One of my biggest things was social eating. My family and I have alot of get togethers for birthdays and holidays so these are the things that helped me with social get togethers:

1. Try to have a say so in the menu. When the menu is being planned suggest lean pork loin chops or grilled chicken and for sides you can have corn on the cob or other grilled veggies...kabobs also work nice. or a lean cut of steak. My family was in the rut of fatty burgers and hot dogs and ribs...baked beans, potato salad, etc. Sometimes we still have burgers but I buy extra lean ground beef and get whole wheat buns....or turkey dogs!

2. If you can't have a say so in the menu or the menu is already planned....bring a huge healthy salad! You are contributing to the party and get to eat healthy food....Have a salad and maybe a small portion of the food being served....or none of it at all..its up to you!

3. BIRTHDAY CAKE!!!! YUM! I bring a 100 calorie pack of those yummy chocolate cupcakes with the cream filling and chocolate icing! They are soooo good! When everyone else has their cake...I do to...but without all the extra calories!

4. My family also gets together A TON during football season! Lots of appitizers and food....I bring a veggie tray with dip and a fruit tray.....that way everyone including me can have some healthy options...I try to stay away from the chips and rotel dip, the mozz. cheese sticks, and hot wings! :(

5. Thanksgiving and Christmas - Well first of all Turkey is good for you! Dressing on the other hand isn't...LOL! BUT we only have it these two times a year so I do plan on having a small serving along with turkey...but the rest will be green beans, corn, and other good stuff! But I will work out a little extra in preperation for these meals on those weeks!!!

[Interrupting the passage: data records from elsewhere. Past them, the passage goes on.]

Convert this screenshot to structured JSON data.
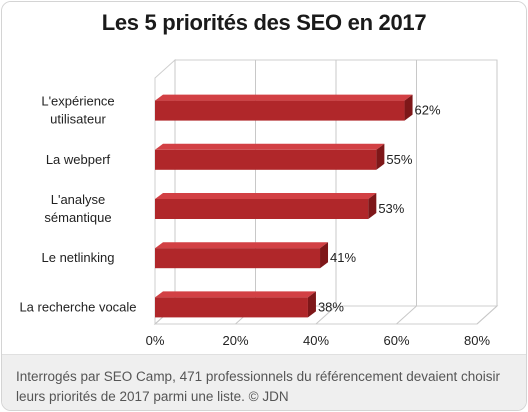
{
  "chart_data": {
    "type": "bar",
    "orientation": "horizontal",
    "title": "Les 5 priorités des SEO en 2017",
    "categories": [
      [
        "L'expérience",
        "utilisateur"
      ],
      [
        "La webperf"
      ],
      [
        "L'analyse",
        "sémantique"
      ],
      [
        "Le netlinking"
      ],
      [
        "La recherche vocale"
      ]
    ],
    "values": [
      62,
      55,
      53,
      41,
      38
    ],
    "value_labels": [
      "62%",
      "55%",
      "53%",
      "41%",
      "38%"
    ],
    "xlim": [
      0,
      80
    ],
    "xticks": [
      0,
      20,
      40,
      60,
      80
    ],
    "xtick_labels": [
      "0%",
      "20%",
      "40%",
      "60%",
      "80%"
    ],
    "grid": true,
    "bar_color": "#b0272a",
    "bar_top_color": "#d24044",
    "bar_side_color": "#7e1719"
  },
  "caption": "Interrogés par SEO Camp, 471 professionnels du référencement devaient choisir leurs priorités de 2017 parmi une liste. © JDN"
}
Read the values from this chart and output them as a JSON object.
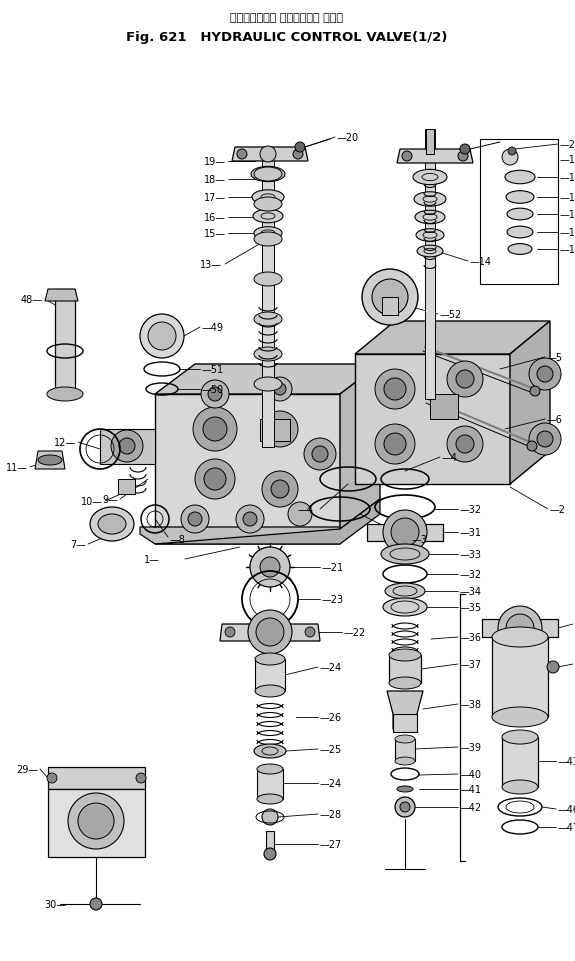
{
  "title_japanese": "ハイドロリック コントロール バルブ",
  "title_english": "Fig. 621   HYDRAULIC CONTROL VALVE(1/2)",
  "bg_color": "#ffffff",
  "lw_thin": 0.6,
  "lw_med": 0.9,
  "lw_thick": 1.2,
  "gray_light": "#e8e8e8",
  "gray_mid": "#c0c0c0",
  "gray_dark": "#888888",
  "gray_black": "#404040"
}
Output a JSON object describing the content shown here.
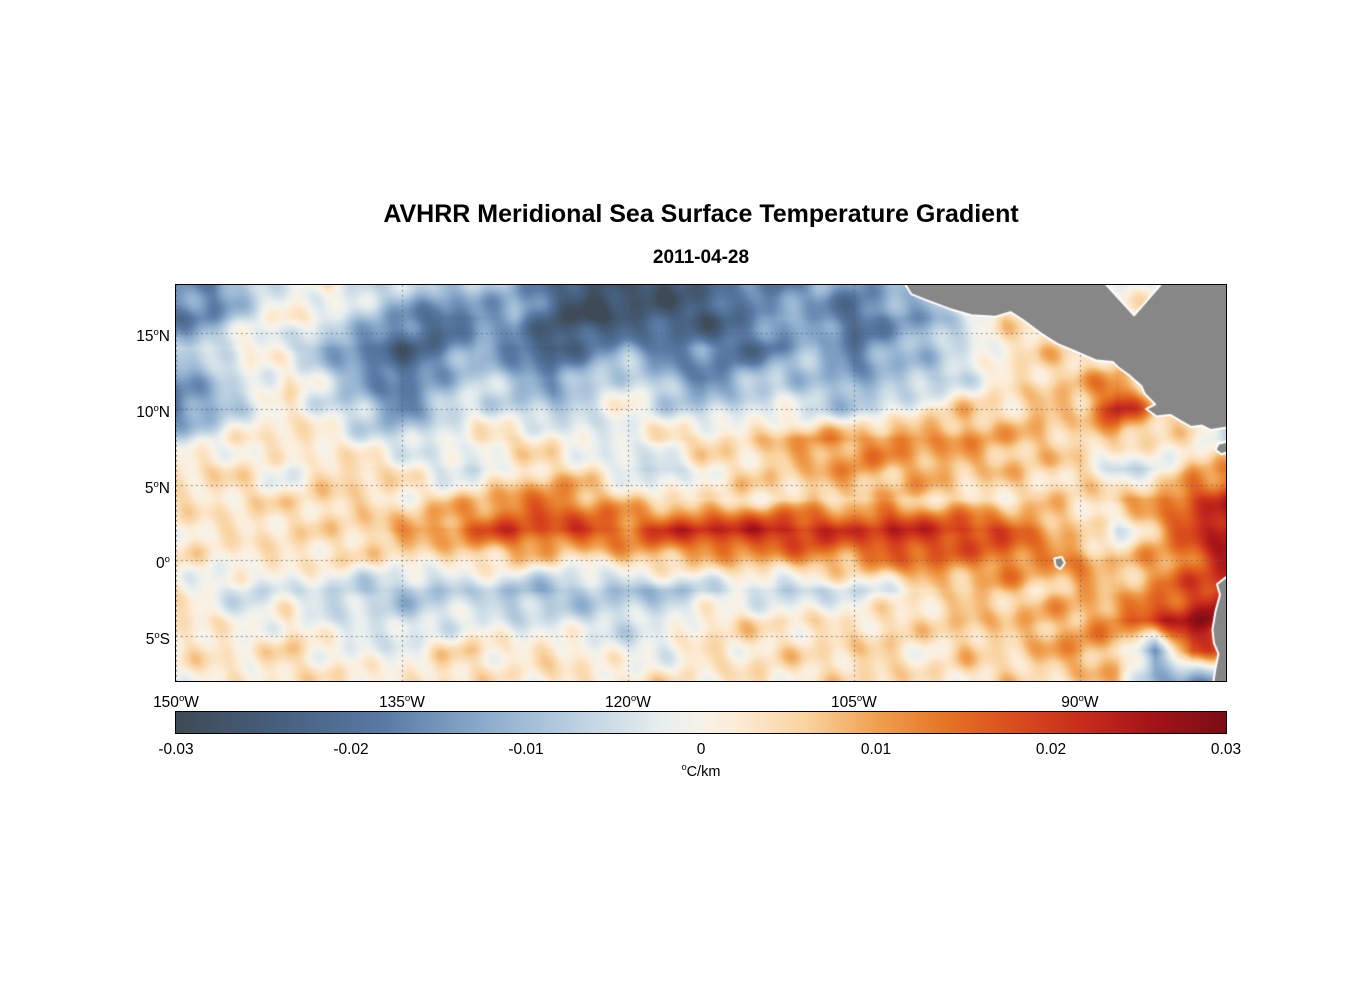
{
  "title": "AVHRR Meridional Sea Surface Temperature Gradient",
  "date": "2011-04-28",
  "colorbar": {
    "range": [
      -0.03,
      0.03
    ],
    "ticks": [
      {
        "value": -0.03,
        "label": "-0.03"
      },
      {
        "value": -0.02,
        "label": "-0.02"
      },
      {
        "value": -0.01,
        "label": "-0.01"
      },
      {
        "value": 0,
        "label": "0"
      },
      {
        "value": 0.01,
        "label": "0.01"
      },
      {
        "value": 0.02,
        "label": "0.02"
      },
      {
        "value": 0.03,
        "label": "0.03"
      }
    ],
    "unit": {
      "sup": "o",
      "text": "C/km"
    },
    "stops": [
      [
        -0.03,
        "#3e4a55"
      ],
      [
        -0.024,
        "#46607f"
      ],
      [
        -0.018,
        "#5a7ba6"
      ],
      [
        -0.012,
        "#8fafcf"
      ],
      [
        -0.006,
        "#c6d8e4"
      ],
      [
        -0.002,
        "#e9efef"
      ],
      [
        0,
        "#f7f3e8"
      ],
      [
        0.002,
        "#fcecd7"
      ],
      [
        0.006,
        "#f9d3a0"
      ],
      [
        0.01,
        "#f0a150"
      ],
      [
        0.014,
        "#e57425"
      ],
      [
        0.018,
        "#da4c1d"
      ],
      [
        0.022,
        "#c62a1c"
      ],
      [
        0.026,
        "#a31318"
      ],
      [
        0.03,
        "#7c0d14"
      ]
    ]
  },
  "chart_data": {
    "type": "heatmap",
    "title": "AVHRR Meridional Sea Surface Temperature Gradient",
    "subtitle": "2011-04-28",
    "value_units": "degC/km",
    "value_range": [
      -0.03,
      0.03
    ],
    "lon_range": [
      -150,
      -80.3
    ],
    "lat_range": [
      -8,
      18.2
    ],
    "grid_on": true,
    "grid_color": "#55616f",
    "lat_ticks": [
      {
        "value": 15,
        "text": "15",
        "hem": "N"
      },
      {
        "value": 10,
        "text": "10",
        "hem": "N"
      },
      {
        "value": 5,
        "text": "5",
        "hem": "N"
      },
      {
        "value": 0,
        "text": "0",
        "hem": ""
      },
      {
        "value": -5,
        "text": "5",
        "hem": "S"
      }
    ],
    "lon_ticks": [
      {
        "value": -150,
        "text": "150",
        "hem": "W"
      },
      {
        "value": -135,
        "text": "135",
        "hem": "W"
      },
      {
        "value": -120,
        "text": "120",
        "hem": "W"
      },
      {
        "value": -105,
        "text": "105",
        "hem": "W"
      },
      {
        "value": -90,
        "text": "90",
        "hem": "W"
      }
    ],
    "grid": {
      "lon_start": -150,
      "lon_step": 2.5,
      "lat_start": 18,
      "lat_step": -2,
      "values": [
        [
          -0.012,
          -0.018,
          -0.008,
          -0.003,
          0.002,
          -0.004,
          -0.006,
          -0.01,
          -0.008,
          -0.012,
          -0.02,
          -0.028,
          -0.026,
          -0.03,
          -0.022,
          -0.016,
          -0.02,
          -0.012,
          -0.018,
          -0.01,
          -0.006,
          0.003,
          0.002,
          0.001,
          0.001,
          0.001,
          0.001,
          0.001,
          0.001
        ],
        [
          -0.02,
          -0.015,
          -0.004,
          0.003,
          -0.002,
          -0.008,
          -0.015,
          -0.022,
          -0.018,
          -0.012,
          -0.025,
          -0.03,
          -0.027,
          -0.022,
          -0.028,
          -0.02,
          -0.01,
          -0.015,
          -0.022,
          -0.015,
          -0.014,
          -0.003,
          0.004,
          0.002,
          0.001,
          0.001,
          0.001,
          0.001,
          0.001
        ],
        [
          -0.008,
          -0.004,
          0.003,
          -0.005,
          -0.012,
          -0.018,
          -0.025,
          -0.02,
          -0.01,
          -0.02,
          -0.026,
          -0.018,
          -0.012,
          -0.02,
          -0.015,
          -0.022,
          -0.018,
          -0.008,
          -0.02,
          -0.012,
          -0.008,
          -0.004,
          0.003,
          0.006,
          0.002,
          0.001,
          -0.002,
          0.003,
          0.004
        ],
        [
          -0.015,
          -0.01,
          -0.003,
          0.004,
          -0.006,
          -0.014,
          -0.02,
          -0.012,
          -0.006,
          -0.01,
          -0.015,
          -0.008,
          -0.004,
          -0.01,
          -0.018,
          -0.012,
          -0.006,
          -0.01,
          -0.014,
          -0.008,
          -0.01,
          -0.004,
          0.002,
          0.005,
          0.008,
          0.01,
          -0.002,
          0.004,
          0.008
        ],
        [
          -0.02,
          -0.012,
          -0.004,
          0.002,
          -0.003,
          -0.008,
          -0.018,
          -0.008,
          -0.002,
          -0.006,
          -0.01,
          -0.004,
          0.002,
          -0.005,
          -0.008,
          -0.004,
          -0.002,
          -0.006,
          -0.008,
          -0.004,
          0.003,
          0.006,
          0.004,
          0.008,
          0.006,
          0.025,
          0.008,
          0.004,
          -0.006
        ],
        [
          -0.005,
          -0.002,
          0.003,
          0.005,
          0.002,
          -0.003,
          -0.006,
          -0.002,
          0.003,
          0.005,
          0.002,
          -0.004,
          -0.002,
          0.004,
          0.006,
          0.003,
          0.008,
          0.012,
          0.01,
          0.014,
          0.01,
          0.012,
          0.008,
          0.008,
          0.004,
          0.006,
          0.004,
          0.002,
          -0.006
        ],
        [
          0.003,
          0.005,
          0.002,
          -0.003,
          0.004,
          0.006,
          0.003,
          -0.004,
          -0.006,
          0.002,
          0.005,
          0.003,
          -0.005,
          -0.008,
          0.002,
          0.004,
          0.006,
          0.008,
          0.012,
          0.008,
          0.01,
          0.006,
          0.008,
          0.004,
          0.006,
          -0.006,
          -0.004,
          0.008,
          0.012
        ],
        [
          0.004,
          0.002,
          0.005,
          0.003,
          0.006,
          0.004,
          0.002,
          0.005,
          0.008,
          0.012,
          0.015,
          0.01,
          0.006,
          0.004,
          0.002,
          0.005,
          0.003,
          0.006,
          0.004,
          0.008,
          0.006,
          0.004,
          0.002,
          0.006,
          0.004,
          0.008,
          0.012,
          0.018,
          0.022
        ],
        [
          0.002,
          0.004,
          0.002,
          0.005,
          0.003,
          0.006,
          0.01,
          0.012,
          0.016,
          0.02,
          0.018,
          0.02,
          0.016,
          0.02,
          0.024,
          0.022,
          0.025,
          0.022,
          0.02,
          0.024,
          0.02,
          0.022,
          0.018,
          0.012,
          0.005,
          -0.004,
          0.008,
          0.02,
          0.028
        ],
        [
          0.003,
          0.001,
          0.004,
          0.002,
          0.005,
          0.002,
          0.004,
          0.002,
          0.004,
          0.006,
          0.004,
          0.002,
          0.006,
          0.008,
          0.006,
          0.01,
          0.008,
          0.012,
          0.01,
          0.014,
          0.016,
          0.012,
          0.015,
          0.012,
          0.012,
          0.006,
          0.01,
          0.015,
          0.025
        ],
        [
          0.002,
          -0.003,
          -0.005,
          -0.002,
          -0.006,
          -0.008,
          -0.01,
          -0.008,
          -0.006,
          -0.01,
          -0.012,
          -0.008,
          -0.01,
          -0.01,
          -0.006,
          -0.004,
          -0.008,
          -0.006,
          -0.004,
          -0.002,
          0.004,
          0.006,
          0.008,
          0.004,
          0.01,
          0.006,
          0.012,
          0.018,
          0.022
        ],
        [
          0.004,
          0.002,
          -0.003,
          0.003,
          -0.004,
          -0.002,
          -0.006,
          -0.004,
          -0.002,
          -0.005,
          -0.003,
          -0.006,
          -0.004,
          -0.002,
          0.003,
          0.005,
          0.002,
          0.004,
          0.002,
          0.006,
          0.004,
          0.008,
          0.006,
          0.01,
          0.008,
          0.014,
          0.02,
          0.026,
          0.03
        ],
        [
          0.002,
          0.004,
          0.002,
          0.005,
          0.002,
          -0.003,
          -0.002,
          0.003,
          0.005,
          0.002,
          0.004,
          0.002,
          -0.004,
          -0.002,
          0.004,
          0.002,
          0.005,
          0.003,
          0.006,
          0.004,
          0.002,
          0.006,
          0.004,
          0.008,
          0.012,
          0.006,
          -0.015,
          0.02,
          0.012
        ],
        [
          0.001,
          0.003,
          0.001,
          0.004,
          0.002,
          0.004,
          0.002,
          0.005,
          0.003,
          0.001,
          0.004,
          0.002,
          0.005,
          0.003,
          0.001,
          0.004,
          0.002,
          0.005,
          0.003,
          0.006,
          0.002,
          0.004,
          0.006,
          0.003,
          0.005,
          0.008,
          -0.01,
          -0.018,
          -0.012
        ]
      ]
    },
    "land": {
      "fill": "#878787",
      "coast": "#ffffff",
      "polygons": [
        {
          "name": "central-america",
          "points": [
            [
              -101.8,
              18.6
            ],
            [
              -101.2,
              17.6
            ],
            [
              -100.2,
              17.2
            ],
            [
              -98.6,
              16.6
            ],
            [
              -97.2,
              16.2
            ],
            [
              -95.6,
              16.1
            ],
            [
              -94.6,
              16.4
            ],
            [
              -93.8,
              15.9
            ],
            [
              -92.6,
              15.0
            ],
            [
              -91.5,
              14.3
            ],
            [
              -90.3,
              13.8
            ],
            [
              -88.9,
              13.2
            ],
            [
              -87.8,
              13.1
            ],
            [
              -87.4,
              12.7
            ],
            [
              -86.7,
              12.2
            ],
            [
              -85.9,
              11.5
            ],
            [
              -85.7,
              11.0
            ],
            [
              -85.0,
              10.3
            ],
            [
              -85.6,
              10.0
            ],
            [
              -84.9,
              9.5
            ],
            [
              -84.0,
              9.6
            ],
            [
              -83.3,
              9.2
            ],
            [
              -82.6,
              8.8
            ],
            [
              -81.9,
              8.9
            ],
            [
              -81.3,
              8.6
            ],
            [
              -80.0,
              8.8
            ],
            [
              -80.0,
              18.6
            ],
            [
              -84.3,
              18.6
            ],
            [
              -86.4,
              16.2
            ],
            [
              -88.6,
              18.6
            ]
          ]
        },
        {
          "name": "azuero-peninsula",
          "points": [
            [
              -80.0,
              7.9
            ],
            [
              -80.8,
              7.7
            ],
            [
              -81.0,
              7.3
            ],
            [
              -80.6,
              7.0
            ],
            [
              -80.0,
              7.2
            ]
          ]
        },
        {
          "name": "south-america",
          "points": [
            [
              -80.0,
              -0.9
            ],
            [
              -80.9,
              -1.6
            ],
            [
              -80.7,
              -2.3
            ],
            [
              -81.0,
              -3.4
            ],
            [
              -81.2,
              -4.6
            ],
            [
              -81.1,
              -5.5
            ],
            [
              -80.8,
              -6.2
            ],
            [
              -81.0,
              -7.2
            ],
            [
              -81.2,
              -8.4
            ],
            [
              -80.0,
              -8.4
            ]
          ]
        },
        {
          "name": "galapagos-islands",
          "points": [
            [
              -91.7,
              0.1
            ],
            [
              -91.2,
              0.2
            ],
            [
              -91.0,
              -0.2
            ],
            [
              -91.3,
              -0.6
            ],
            [
              -91.6,
              -0.4
            ]
          ]
        }
      ]
    }
  }
}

6. When eating out, I decide what I'm going to eat before I get there and I don't look at the menu...I just order! If I look at the menu it is harder to resist those deep fried chicken strips and french fries...or cheeseburgers!!!

snapless 07-30-2008 10:53 AM

I've learned to not feel guilty to care enough about my own body to turn down food I do not want to place in it.